You can convert PC to an HDTV


Plugged In

May 22, 2008

So you're sitting around, totally bored with the same old PC, bored with word processing, bored with spreadsheets, bored with Web browsing, bored with music, bored with news, bored with grainy YouTube videos.

Then you realize it's Sunday night, and it strikes you: What you really want to do is watch Desperate Housewives. On your computer. In HD.

Well, for a hundred bucks, you can satisfy that high-definition craving with the Pinnacle PCTV HD Pro Stick. Plug this nifty little gadget into a USB port on your computer, hook up an antenna or cable feed to the other end and you're in business - HDTV in a window on your desktop, or full-screen if you prefer.

The software bundle includes a digital video recorder (DVR) so you can record your favorite shows while you're not there. There's even a tiny remote control so you can watch without getting out of your chair.

The Pro Stick also has an intriguing feature whose existence I was only vaguely aware of before this. It's a circuit called a QAM tuner, which brings in unscrambled digital broadcasts, including some in high-definition, directly from a cable company feed - without a cable box, high-def or otherwise. QAM is also built into most new digital sets.

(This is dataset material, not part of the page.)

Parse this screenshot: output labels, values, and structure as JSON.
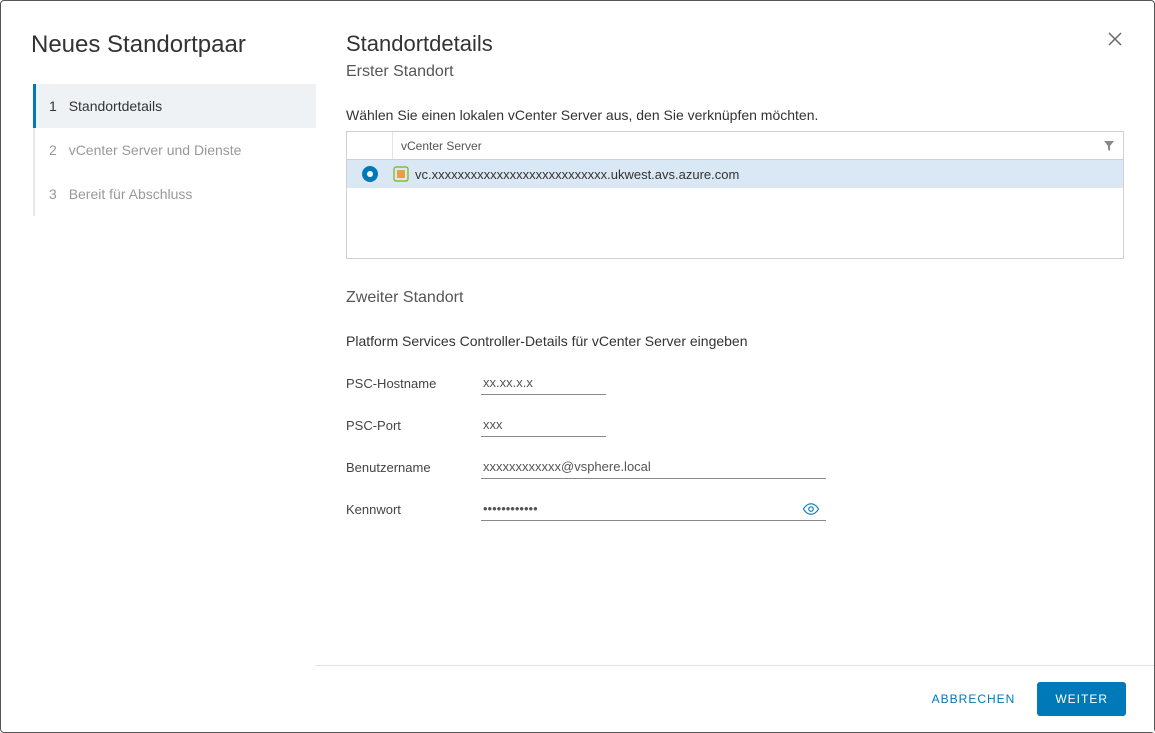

You won't get your cable company's whole digital menu, most of which is scrambled unless you rent a digital box. But you'll generally see the same digital channels you'd pick up with an antenna, without the vagaries of digital reception over-the-air. You may even pick up some video-on-demand channels if someone in your neighborhood is watching them.

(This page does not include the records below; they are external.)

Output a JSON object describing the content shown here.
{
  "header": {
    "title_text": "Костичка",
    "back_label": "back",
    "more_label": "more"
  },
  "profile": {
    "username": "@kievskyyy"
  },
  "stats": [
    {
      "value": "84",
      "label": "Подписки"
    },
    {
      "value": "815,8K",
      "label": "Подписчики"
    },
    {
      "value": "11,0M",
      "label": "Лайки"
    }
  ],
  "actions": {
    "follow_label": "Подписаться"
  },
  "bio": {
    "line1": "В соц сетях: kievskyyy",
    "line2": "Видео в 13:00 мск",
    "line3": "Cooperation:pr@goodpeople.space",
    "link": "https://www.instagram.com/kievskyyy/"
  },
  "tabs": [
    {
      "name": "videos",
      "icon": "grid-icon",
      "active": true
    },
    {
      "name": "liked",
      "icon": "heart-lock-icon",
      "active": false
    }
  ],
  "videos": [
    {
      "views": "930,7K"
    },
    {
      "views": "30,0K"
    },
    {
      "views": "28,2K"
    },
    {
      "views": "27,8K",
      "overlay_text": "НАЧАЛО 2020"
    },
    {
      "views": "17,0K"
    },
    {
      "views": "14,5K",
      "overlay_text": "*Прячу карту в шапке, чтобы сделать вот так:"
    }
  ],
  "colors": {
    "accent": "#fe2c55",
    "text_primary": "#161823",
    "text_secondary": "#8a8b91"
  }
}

First things first - there's only so much TV you can expect from a hundred-dollar PC gadget. The Pro Stick generally delivers what it promises, but there's no way a picture processed through software by a PC and displayed on a monitor that's not optimized for television is going look as good as it would on a stand-alone HDTV set - or on even a monitor driven by an internal PC tuner.

Still, the quality was fine for casual, close-up viewing - better than analog TV tuner cards I've tried in the past. For that reason, the Pro Stick is a cheap and efficient way to turn a student's laptop into a dorm room entertainment center. Assuming you're OK with a student who watches Desperate Housewives instead of studying.

The Pro Stick is a black box about the size of your thumb, and about twice the volume of a flash memory drive. It can plug directly into a USB 2.0 port, but a short, bundled extension cable gives it more flexibility. The other end of the tuner sports a standard coaxial connector for an antenna or cable feed. Rounding out the package are the small remote control, a monopole antenna for direct, over-the-air tuning, audiovisual cables to pull an analog signal directly from a set-top cable box, and two software CDs.

To process HDTV, you'll need reasonably up-to-date hardware. The minimum requirement is a Pentium 4 processor running at 2.8 GHz or better, a gigabyte of memory, Windows XP or Vista, and at least 20 gigabytes of free hard drive space if you want to record programs. I installed it on a three-year-old Gateway with a 3.2 GHz Pentium 4 chip, and the tuner worked with only an occasional stutter. Most new dual-core, Intel or AMD processors should have no trouble with it.

Setup was easy. I installed Pinnacle's TVCenter Pro software, connected the tuner to the antenna and started the program. TVCenter displays the picture in a resizeable window, changes channels and serves as a front end to the program guide and DVR.

I had TVCenter scan for both analog and digital channels, as well as FM radio stations and Internet radio sites. The device, which includes both NTSC (analog) and ATSC (digital) tuners, found analog signals from all Baltimore stations and a few from Washington. It found all the digital signals from Baltimore, but lost most of the Washington stations, which is similar to the experience I had with broadcast converter boxes a few weeks ago. The only local station it had consistent trouble with was Maryland Public Television, which can be problematic with both analog and digital channels in our area.

The TV center displayed a crisp, clear picture on a 17-inch Dell LCD monitor - particularly with digital channels, which is not surprising, since that's one of their advantages. HD images were sharper still, although I had to turn up the brightness and contrast on my monitor. Like most displays designed for computers, its default settings weren't jacked up as high as a typical TV set.

When I switched to the Comcast cable feed in my home office, the HDTV Pro Stick took about 20 minutes to search for channels and turned up several hundred of them - most of which turned out to be scrambled digital signals that require a box for decoding. But unscrambled digital signals from local broadcast outlets were there, plus a couple of clear channels from Comcast's digital tier. That was the QAM tuner at work.